Recently, we released a legal alert discussing the Nevada Supreme Court’s decision in Las Vegas Sands Corp. v. Eighth Jud. Dist. Ct., 130 Nev. Adv. Op. 13 (February 27, 2014), which addressed the intersection of NRS 50.125 and Nevada privilege law. In Sands, the Court held that reviewing a document for the purpose of refreshing one’s memory prior to or during testimony serves as a waiver to the attorney-client privilege and the work-product doctrine under 50.125, allowing the adverse party to demand production of the document, inspect it, cross-examine the witness on the contents and admit the document into evidence for the purpose of impeachment. However, the Court left open the important question of whether its ruling applied only to in-court hearings or whether the ruling extended to depositions.

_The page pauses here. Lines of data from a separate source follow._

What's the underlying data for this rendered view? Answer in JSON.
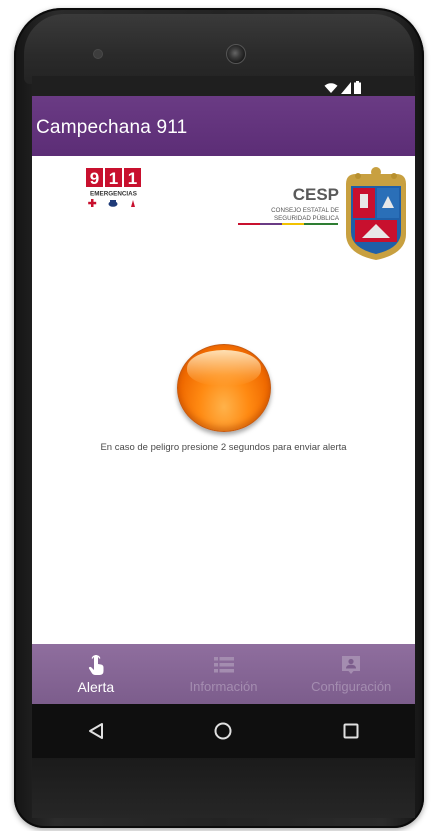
{
  "app": {
    "title": "Campechana 911"
  },
  "status_bar": {
    "icons": [
      "wifi-icon",
      "signal-icon",
      "battery-icon"
    ]
  },
  "header_logos": {
    "left": {
      "digits": [
        "9",
        "1",
        "1"
      ],
      "caption": "EMERGENCIAS"
    },
    "right": {
      "acronym": "CESP",
      "line1": "CONSEJO ESTATAL DE",
      "line2": "SEGURIDAD PÚBLICA"
    }
  },
  "main": {
    "alert_button_icon": "orange-alert-button",
    "hint": "En caso de peligro presione 2 segundos para enviar alerta"
  },
  "bottom_nav": {
    "items": [
      {
        "label": "Alerta",
        "icon": "touch-hand-icon",
        "active": true
      },
      {
        "label": "Información",
        "icon": "list-icon",
        "active": false
      },
      {
        "label": "Configuración",
        "icon": "contact-card-icon",
        "active": false
      }
    ]
  },
  "system_nav": {
    "buttons": [
      "back-icon",
      "home-icon",
      "recents-icon"
    ]
  },
  "colors": {
    "app_bar": "#5c2d76",
    "bottom_nav": "#8f6e9e",
    "accent_button": "#ff8a12",
    "inactive_label": "#a48db0"
  }
}
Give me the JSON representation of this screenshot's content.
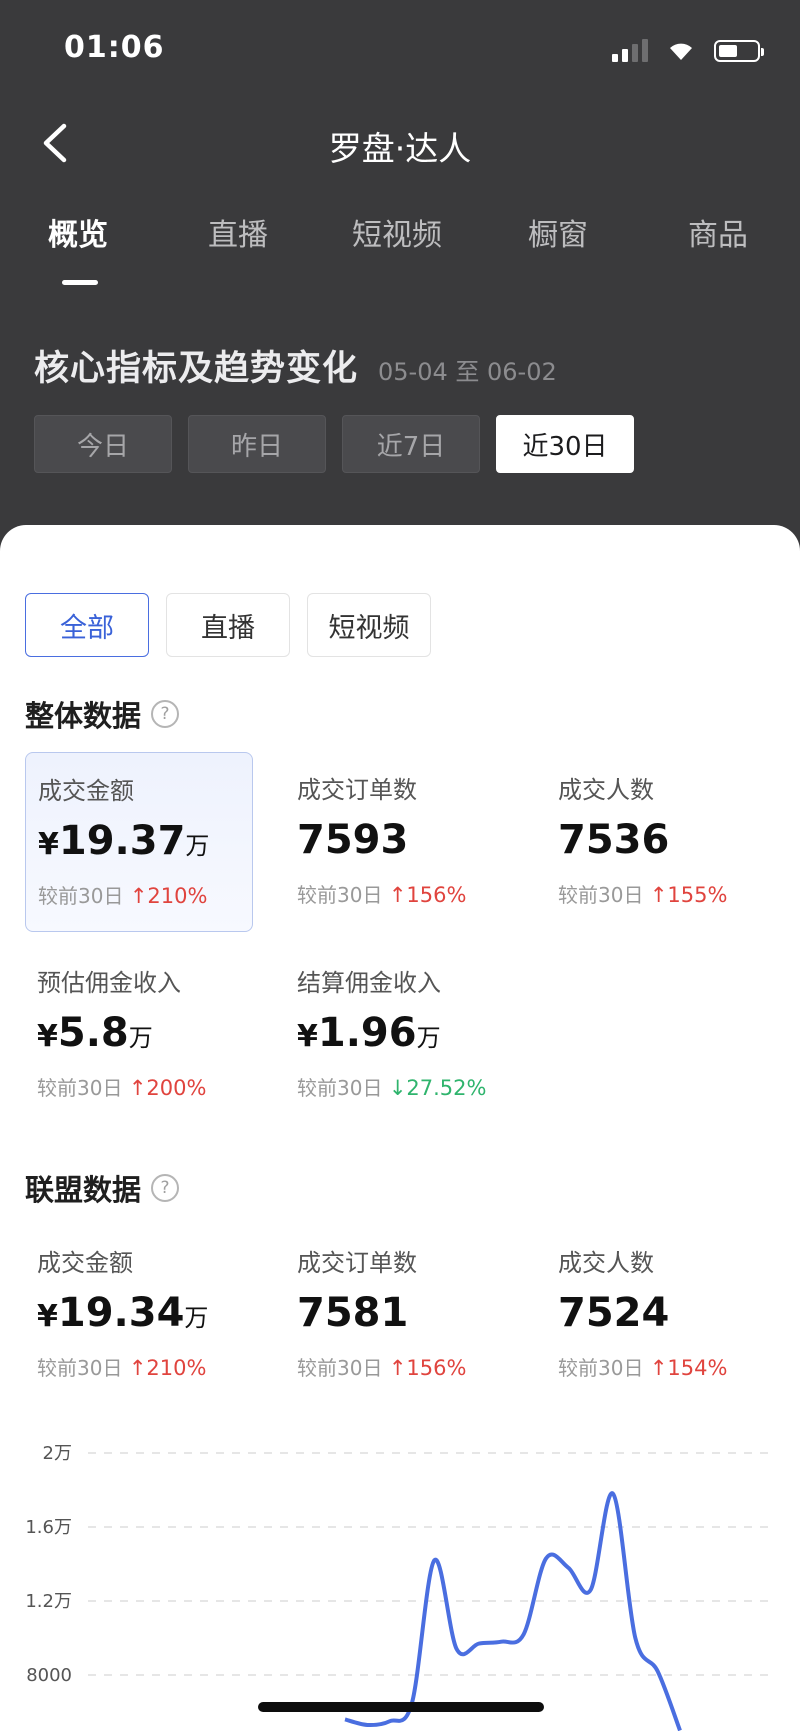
{
  "status": {
    "time": "01:06"
  },
  "nav": {
    "title": "罗盘·达人"
  },
  "tabs": [
    "概览",
    "直播",
    "短视频",
    "橱窗",
    "商品"
  ],
  "core": {
    "title": "核心指标及趋势变化",
    "date_range": "05-04 至 06-02",
    "ranges": [
      "今日",
      "昨日",
      "近7日",
      "近30日"
    ]
  },
  "types": [
    "全部",
    "直播",
    "短视频"
  ],
  "overall": {
    "title": "整体数据",
    "help": "?",
    "compare_label": "较前30日",
    "metrics": [
      {
        "label": "成交金额",
        "currency": "¥",
        "value": "19.37",
        "unit": "万",
        "change": "↑210%",
        "direction": "up"
      },
      {
        "label": "成交订单数",
        "currency": "",
        "value": "7593",
        "unit": "",
        "change": "↑156%",
        "direction": "up"
      },
      {
        "label": "成交人数",
        "currency": "",
        "value": "7536",
        "unit": "",
        "change": "↑155%",
        "direction": "up"
      },
      {
        "label": "预估佣金收入",
        "currency": "¥",
        "value": "5.8",
        "unit": "万",
        "change": "↑200%",
        "direction": "up"
      },
      {
        "label": "结算佣金收入",
        "currency": "¥",
        "value": "1.96",
        "unit": "万",
        "change": "↓27.52%",
        "direction": "down"
      }
    ]
  },
  "league": {
    "title": "联盟数据",
    "help": "?",
    "compare_label": "较前30日",
    "metrics": [
      {
        "label": "成交金额",
        "currency": "¥",
        "value": "19.34",
        "unit": "万",
        "change": "↑210%",
        "direction": "up"
      },
      {
        "label": "成交订单数",
        "currency": "",
        "value": "7581",
        "unit": "",
        "change": "↑156%",
        "direction": "up"
      },
      {
        "label": "成交人数",
        "currency": "",
        "value": "7524",
        "unit": "",
        "change": "↑154%",
        "direction": "up"
      }
    ]
  },
  "chart_data": {
    "type": "line",
    "series": [
      {
        "values": [
          5600,
          5300,
          5500,
          6500,
          14200,
          9400,
          9700,
          9800,
          10200,
          14300,
          13800,
          12600,
          17800,
          10000,
          8200,
          5000
        ]
      }
    ],
    "y_ticks": [
      "2万",
      "1.6万",
      "1.2万",
      "8000"
    ],
    "ylim": [
      5600,
      20000
    ],
    "grid": true,
    "color": "#4a6ee0"
  },
  "colors": {
    "accent": "#4a6ee0",
    "up": "#e0443e",
    "down": "#2fb46d"
  }
}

In Las Vegas Development Associates, LLC v. Eighth Jud. Dist. Ct., 130 Nev. Adv. Op. 37 (May 29, 2014), the Nevada Supreme Court both reaffirmed its decision in Sands and held that NRS 50.125 applies to deposition testimony as well as to in-court hearings. The Court was persuaded by the language in FRCP 30(c) and NRCP 30(c), which both state that deposition examination and cross-examination of witnesses may proceed as permitted at the trial. “Given that depositions proceed as permitted at trial, we see no reason why writings used to refresh the memory of a witness before or during a deposition should be treated different than those used by a witness before or at the trial.” Thus, the Court determined that NRS 50.125 applies to depositions and deposition testimony as well as to in-court hearings by operation of NRCP 30(c).
The Court’s decisions in Sands and in Las Vegas Development Associates underscore the importance of properly preparing witnesses to give testimony under any circumstance.